しかし人は知り難く、理解はさらに難しい。


例として、光武帝は聡明な聞き手であったにもかかわらず、龐萌を信じて失敗した。曹操は人を見る目があったにもかかわらず、張繡を信じて失敗した。なぜか?

似た性質が世界を惑わし、混乱させるからである。


だから言う:


- 狡猾な者は賢く見えるが、本当は賢くない(狙者類智而非智也)

- 愚者は君子に見えるが、君子ではない(愚者類君子而非君子也)

- 頑固な者は勇敢に見えるが、本当の勇敢ではない(戇者類勇而非勇也)


国を滅ぼす王は賢く見え、国を滅ぼす大臣は忠臣に見える。

雑草の種は米に見え、黒い子牛は虎に見え、白い骨は象牙に見え、粗い石は玉に見える。

これらはすべて似ているが、本物ではない。


『人物志』に言う:


- 簡単に約束するのは勇敢に見えるが、実は信用できない

- 多くのことを同時にするのは有能に見えるが、結果が出ない

- 熱心に見えるのは熟練に見えるが、すぐに終わる

- 批判するのは博識に見えるが、混乱を招く

- 善を装うのは慈悲に見えるが、続かない

- 表で従い裏で反対するのは忠誠に見えるが、実は欺瞞である


これらは似ているが本物ではない。


しかし、間違っているように見えて正しいものもある:


- 権力者は狡猾に見えるが、利益をもたらす

- 賢者は愚かに見えるが、内実は知恵に満ちる

- 万人を愛する者は軽薄に見えるが、心は深い

- 直言は攻撃的に見えるが、実は忠誠である


世界で最も深い洞察力を持つ者でなければ、これらの真実を理解できない。


孔子は言う:


「人の心は山や川より深く危険で、天より理解し難い。天には春夏秋冬、朝夕があるが、人は外見は固く見えても心は深く複雑である。」


だから、

外見は穏やかだが内実は善を積む者、

高潔に見えて徳がない者、

謙虚に見えて進む者、

堅実に見えて怠惰な者、

遅鈍に見えて内実は堅実な者。


太公は言う:


- 厳格だが徳がない者

- 温和だが盗賊である者

- 外見は謙虚だが内心は傲慢で欺く者

- 細やかだが感情がない者

- 威厳があるが成果がない者

- 決断力がありそうだが優柔不断な者

- 曖昧だが実は誠実な者

- 柔和で従順だが効率的な者

- 勇敢に見えて実は臆病な者

- ぼんやりしているが他人を操る者


不完全なものを許さず、未完のものを許さない。

世人が軽んじるものが賢人が尊ぶもの。これらは凡人には理解できない。深い知恵がなければ本質を見抜けない。


これは外見と内心が一致しない者の話である。


桓範は言う:

「賢者と愚者の違いは、植物の種類の違い(例:空心菜とホウレンソウ)と同じ。なぜ区別できない? 雑草の種が米に似ていても同じではないように、徳があるように見えても実はない。」


揚雄『法言』に言う:

「何が最も理解し難いか?」

答え:「泰山と蟻の巣、山と川ではない。偉大な賢者と狡猾な詐欺師の違いだ。似たものを区別できる者だけに、難しきはない。」


人を識る方法:


- 詳細に質問して言葉を観察する

- 追い詰めて反応を見る

- 秘密の計画を共に立てて誠実さを観察する

- 明確に質問して徳を見る

- 遠隔地で財産を預けて誠実さを試す(財産を与えて慈悲を見る、利益を与えて正直さを見る)

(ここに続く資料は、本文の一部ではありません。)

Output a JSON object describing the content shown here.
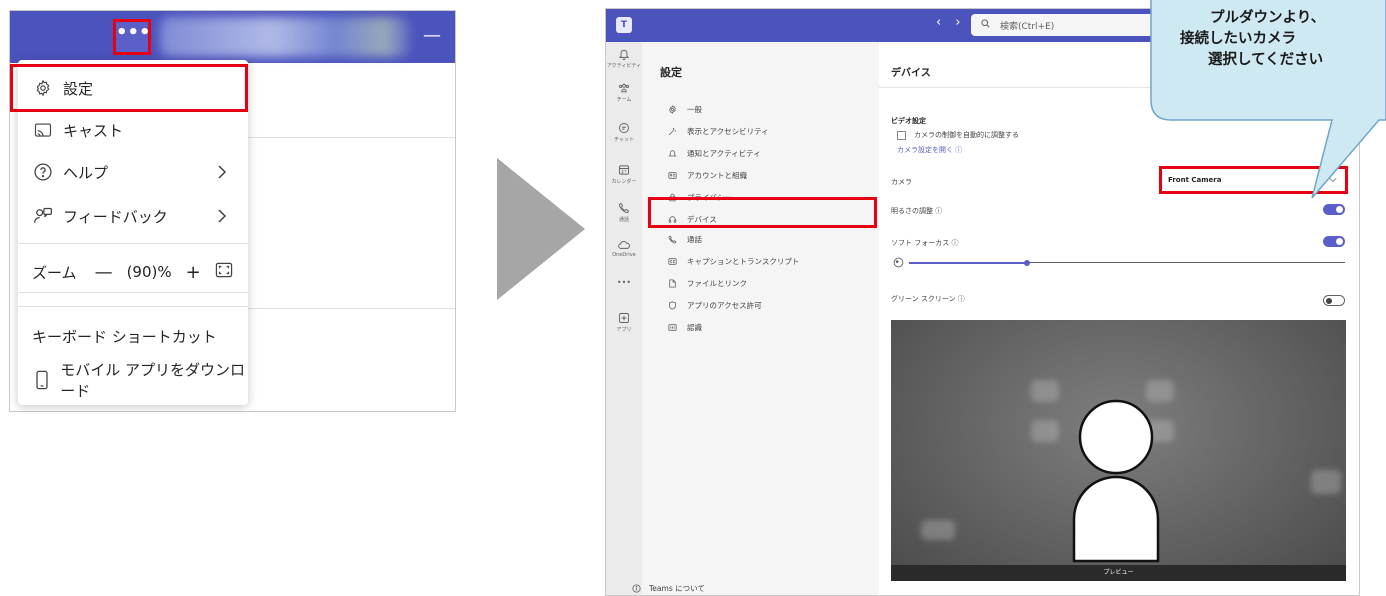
{
  "left_panel": {
    "menu": {
      "settings": "設定",
      "cast": "キャスト",
      "help": "ヘルプ",
      "feedback": "フィードバック",
      "zoom_label": "ズーム",
      "zoom_minus": "—",
      "zoom_value": "(90)%",
      "zoom_plus": "+",
      "keyboard_shortcuts": "キーボード ショートカット",
      "download_mobile": "モバイル アプリをダウンロード"
    }
  },
  "right_panel": {
    "search_placeholder": "検索(Ctrl+E)",
    "rail": {
      "activity": "アクティビティ",
      "teams": "チーム",
      "chat": "チャット",
      "calendar": "カレンダー",
      "calls": "通話",
      "onedrive": "OneDrive",
      "more": "•••",
      "apps": "アプリ"
    },
    "settings_title": "設定",
    "nav": [
      {
        "label": "一般"
      },
      {
        "label": "表示とアクセシビリティ"
      },
      {
        "label": "通知とアクティビティ"
      },
      {
        "label": "アカウントと組織"
      },
      {
        "label": "プライバシー"
      },
      {
        "label": "デバイス"
      },
      {
        "label": "通話"
      },
      {
        "label": "キャプションとトランスクリプト"
      },
      {
        "label": "ファイルとリンク"
      },
      {
        "label": "アプリのアクセス許可"
      },
      {
        "label": "認識"
      }
    ],
    "about": "Teams について",
    "content": {
      "title": "デバイス",
      "video_settings": "ビデオ設定",
      "auto_adjust": "カメラの制御を自動的に調整する",
      "open_camera_settings": "カメラ設定を開く ⓘ",
      "camera_label": "カメラ",
      "camera_selected": "Front Camera",
      "brightness": "明るさの調整 ⓘ",
      "brightness_on": true,
      "soft_focus": "ソフト フォーカス ⓘ",
      "soft_focus_on": true,
      "soft_focus_level": 0.27,
      "green_screen": "グリーン スクリーン ⓘ",
      "green_screen_on": false,
      "preview": "プレビュー"
    }
  },
  "callout": {
    "line1": "プルダウンより、",
    "line2": "接続したいカメラ",
    "line3": "選択してください"
  },
  "colors": {
    "teams_purple": "#4b53bc",
    "accent": "#5b5fc7",
    "highlight_red": "#e60012",
    "callout_fill": "#cfe9f3",
    "callout_border": "#6fa6c8",
    "arrow_gray": "#a6a6a6"
  }
}
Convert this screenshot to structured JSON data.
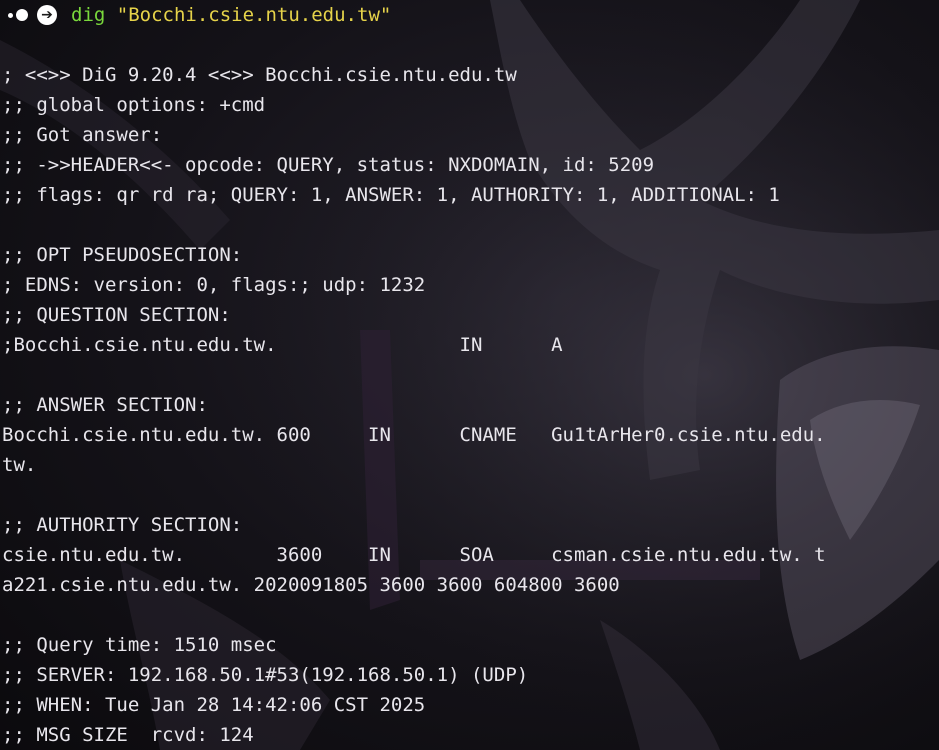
{
  "prompt": {
    "command": "dig",
    "argument": "\"Bocchi.csie.ntu.edu.tw\""
  },
  "output": [
    "",
    "; <<>> DiG 9.20.4 <<>> Bocchi.csie.ntu.edu.tw",
    ";; global options: +cmd",
    ";; Got answer:",
    ";; ->>HEADER<<- opcode: QUERY, status: NXDOMAIN, id: 5209",
    ";; flags: qr rd ra; QUERY: 1, ANSWER: 1, AUTHORITY: 1, ADDITIONAL: 1",
    "",
    ";; OPT PSEUDOSECTION:",
    "; EDNS: version: 0, flags:; udp: 1232",
    ";; QUESTION SECTION:",
    ";Bocchi.csie.ntu.edu.tw.                IN      A",
    "",
    ";; ANSWER SECTION:",
    "Bocchi.csie.ntu.edu.tw. 600     IN      CNAME   Gu1tArHer0.csie.ntu.edu.",
    "tw.",
    "",
    ";; AUTHORITY SECTION:",
    "csie.ntu.edu.tw.        3600    IN      SOA     csman.csie.ntu.edu.tw. t",
    "a221.csie.ntu.edu.tw. 2020091805 3600 3600 604800 3600",
    "",
    ";; Query time: 1510 msec",
    ";; SERVER: 192.168.50.1#53(192.168.50.1) (UDP)",
    ";; WHEN: Tue Jan 28 14:42:06 CST 2025",
    ";; MSG SIZE  rcvd: 124"
  ]
}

- 性的な誘惑で心の安定を見る(誘惑で欲望に溺れないかを見る)

- 困難を告げて勇気を見る(危険を告げて勇気を見る、脅して特別な資質を見る)

- 酒を飲ませて酔った時の行動を見る(酒で規則を守るか、徳を失わないかを見る)


これらは状況で内面の性格を観察する方法である。


『荘子』に言う:


- 遠隔地で仕事を任せて忠誠を見る(遠くで仕事を任せて変わらないかを見る)

- 近くで仕事を任せて敬意を見る(親しくして粗野にならないかを見る)

- 難しい仕事を任せて能力を見る(複雑な仕事を任せて理性的に処理できるかを見る)

- 予想外の質問で知恵を見る(計画で知恵を見る。太公曰く「滞りなく処理できる者は知恵がある」)

- 緊急の期限で信頼を見る(太公曰く「隠さず遅れず仕事をする者は誠実」)

- 様々な状況に置いて表情を見る(自由にさせて変わらないかを見る)


『呂氏春秋』に言う:


- 権力の座に就いたら、誰を敬うかを見る(成功・頂点に達した時)

- 高位に就いたら、誰を推挙するかを見る

- 富んだら、誰を養うかを見る(富んで傲慢でない者は慈悲がある)

- 助言を聞いたら、その行動を見る(良い行動は慈悲による)

- 親しい者を見て、好むものを見る(誰と親しいか、住む場所で誠実さと善を見る、友人で意図を見る)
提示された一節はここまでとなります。